On October 3, 2022, the Supreme Court granted cert in Gonzalez v. Google, marking the first time that the Court will consider the scope of Section 230.  As discussed previously on this blog, Section 230 has increasingly taken center stage in debates about censorship and content moderation.  Yet, for the most part, courts have continued to interpret it expansively.  The Court faces a delicate balancing act in considering the scope of immunity granted by Section 230.

The instant case arises from the 2015 terrorist attacks in Paris.  Reynaldo Gonzalez’s daughter, Nohemi Gonzalez, was murdered in the terror attacks by ISIS terrorists.  Her family members brought an action against Google, alleging that Google had aided and abetted ISIS by hosting their videos.  Although simply hosting a video would normally be protected by Section 230, the plaintiffs additionally alleged that YouTube had affirmatively recommended ISIS videos, which helped ISIS recruit new terrorists.  The district court, though, disagreed and dismissed the claim.

The district court’s decision was consistent with existing precedent.  However, after the appeal had been briefed, Judge Katzmann in the Second Circuit wrote a dissent in Force v.

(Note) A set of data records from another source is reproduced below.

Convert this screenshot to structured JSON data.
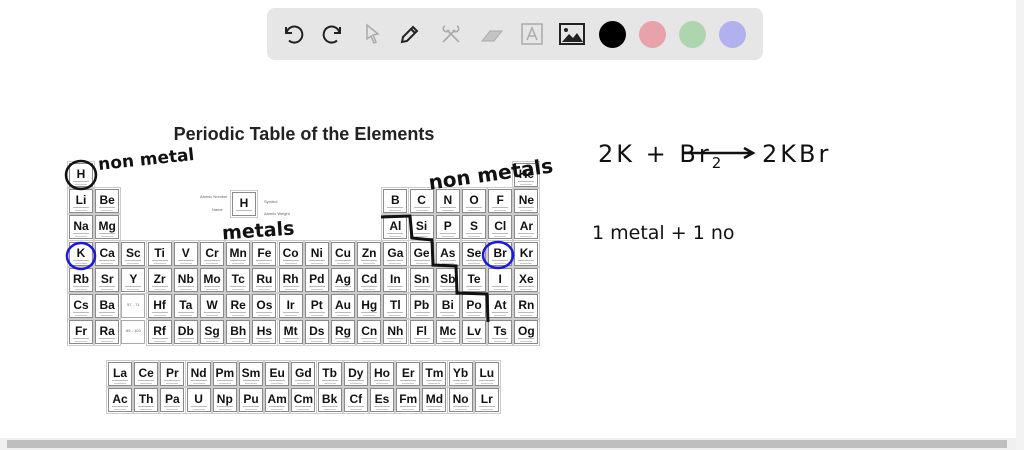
{
  "toolbar": {
    "tools": [
      "undo-icon",
      "redo-icon",
      "select-icon",
      "pen-icon",
      "tools-icon",
      "eraser-icon",
      "text-icon",
      "image-icon"
    ],
    "colors": [
      "#000000",
      "#e8a2aa",
      "#aed6ae",
      "#b2b0ee"
    ]
  },
  "periodic_table": {
    "title": "Periodic Table of the Elements",
    "rows": [
      [
        "H",
        "",
        "",
        "",
        "",
        "",
        "",
        "",
        "",
        "",
        "",
        "",
        "",
        "",
        "",
        "",
        "",
        "He"
      ],
      [
        "Li",
        "Be",
        "",
        "",
        "",
        "",
        "",
        "",
        "",
        "",
        "",
        "",
        "B",
        "C",
        "N",
        "O",
        "F",
        "Ne"
      ],
      [
        "Na",
        "Mg",
        "",
        "",
        "",
        "",
        "",
        "",
        "",
        "",
        "",
        "",
        "Al",
        "Si",
        "P",
        "S",
        "Cl",
        "Ar"
      ],
      [
        "K",
        "Ca",
        "Sc",
        "Ti",
        "V",
        "Cr",
        "Mn",
        "Fe",
        "Co",
        "Ni",
        "Cu",
        "Zn",
        "Ga",
        "Ge",
        "As",
        "Se",
        "Br",
        "Kr"
      ],
      [
        "Rb",
        "Sr",
        "Y",
        "Zr",
        "Nb",
        "Mo",
        "Tc",
        "Ru",
        "Rh",
        "Pd",
        "Ag",
        "Cd",
        "In",
        "Sn",
        "Sb",
        "Te",
        "I",
        "Xe"
      ],
      [
        "Cs",
        "Ba",
        "57 - 71",
        "Hf",
        "Ta",
        "W",
        "Re",
        "Os",
        "Ir",
        "Pt",
        "Au",
        "Hg",
        "Tl",
        "Pb",
        "Bi",
        "Po",
        "At",
        "Rn"
      ],
      [
        "Fr",
        "Ra",
        "89 - 103",
        "Rf",
        "Db",
        "Sg",
        "Bh",
        "Hs",
        "Mt",
        "Ds",
        "Rg",
        "Cn",
        "Nh",
        "Fl",
        "Mc",
        "Lv",
        "Ts",
        "Og"
      ]
    ],
    "lanthanides": [
      "La",
      "Ce",
      "Pr",
      "Nd",
      "Pm",
      "Sm",
      "Eu",
      "Gd",
      "Tb",
      "Dy",
      "Ho",
      "Er",
      "Tm",
      "Yb",
      "Lu"
    ],
    "actinides": [
      "Ac",
      "Th",
      "Pa",
      "U",
      "Np",
      "Pu",
      "Am",
      "Cm",
      "Bk",
      "Cf",
      "Es",
      "Fm",
      "Md",
      "No",
      "Lr"
    ],
    "key": {
      "symbol": "H",
      "name": "Hydrogen",
      "labels": [
        "Atomic Number",
        "Name",
        "Symbol",
        "Atomic Weight"
      ]
    }
  },
  "annotations": {
    "nonmetal_h": "non metal",
    "nonmetals": "non metals",
    "metals": "metals",
    "equation": {
      "left": "2K + Br",
      "subscript": "2",
      "right": "2KBr"
    },
    "note": "1 metal + 1 no",
    "ink_colors": {
      "black": "#111111",
      "blue": "#1a1adc"
    }
  }
}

Facebook, 934 F.3d 53 (2d Cir. 2019), arguing that recommendation of content should not be protected by Section 230.  The Ninth Circuit subsequently ruled in Dyroff v. Ultimate Software Group, Inc., 934 F.3d 1093 (9th Cir. 2019) that recommending content does not remove Section 230 protection.  The panel hearing the Gonzalez appeal therefore found itself in an unusual situation.  Dyroff was Ninth Circuit precedent that governed the decision, which led the panel to uphold the dismissal.  Two judges, though, were troubled by this outcome.  One, Judge Berzon, concurred in the opinion but wrote separately to state that she would have held otherwise if not for Dyroff.  The other, Judge Gould, dissented and argued that Judge Katzmann in the Second Circuit had been correct.   After a petition for en banc rehearing was denied, Gonzalez sought cert on the specific issue of whether Section 230(c)(1) immunizes Internet companies for making targeted recommendations provided by other parties or if the liability is limited to only traditional editorial functions.

Despite there being no circuit split or even intra-circuit split, as every court to have considered the issue has agreed that targeted recommendations are protected by Section 230, the Supreme Court granted cert.

The Court also granted cert in Twitter v. Taamneh, a companion case to Gonzalez that was resolved on a different issue despite having similar facts.  In Taamneh, the plaintiffs allege that Twitter, Google, and Meta played a role in the 2017 terrorist shooting in an Istanbul nightclub by failing to identify and remove ISIS materials.  In a single opinion, the Ninth Circuit dismissed the Gonzalez claims under Section 230 but declined to reach Section 230 for the Taamneh claims because the district court had not done so.  Twitter’s petition for cert argued that the Ninth Circuit improperly expanded the scope of the Anti-Terrorism Act, but it also requested that the Court deny cert in Gonzalez, stating that the denial of cert in Gonzalez would resolve Taamneh as well.  Instead, the Court granted cert in both cases.


A Supreme Court ruling in Gonzalez could have significant implications for what has been a foundational pillar of internet law over the past two decades.  If the Supreme Court were to issue an opinion upholding the Ninth Circuit’s opinion, it would resolve some questions about the scope of Section 230 and affirm 25 years of precedent on its broad immunity.  A broad ruling, the other way, though, could scuttle what had been viewed as settled precedent and invite a flurry of cases challenging every content moderation decision made by internet platforms both large and small. For instance, although Section 230 is often viewed as protecting large Internet companies, it also protects smaller Internet platforms, such as blogs or the online comment sections of local newspapers.  A court ruling limiting the protections of Section 230 could lead those platforms to shut down comments due to the expense and uncertainty of monitoring user submissions.

Even a narrow ruling could pose substantial administrative questions.  If an Internet platform cannot recommend content algorithmically, how can it recommend content at all without risking losing Section 230 immunity?  For instance, presenting videos or articles alphabetically, by date, or by number of views are all “recommendations” which could potentially expose Internet platforms to liability.  This line of reasoning would invite line drawing about how involved an Internet platform needs to be in the recommendation for them to lose immunity, which will likely result in a wide range of outcomes through the courts.

Given Justice Thomas’s past statements on Section 230, a broad ruling that would upend Section 230 precedent is possible.  Justice Thomas has been critical of the expansive interpretation given by the courts over the past 25 years and indicated agreement with Judge Katzmann’s Force dissent in his own statement denying cert in Malwarebytes v. Enigma Software Group, 592 U.S. ___ (2020).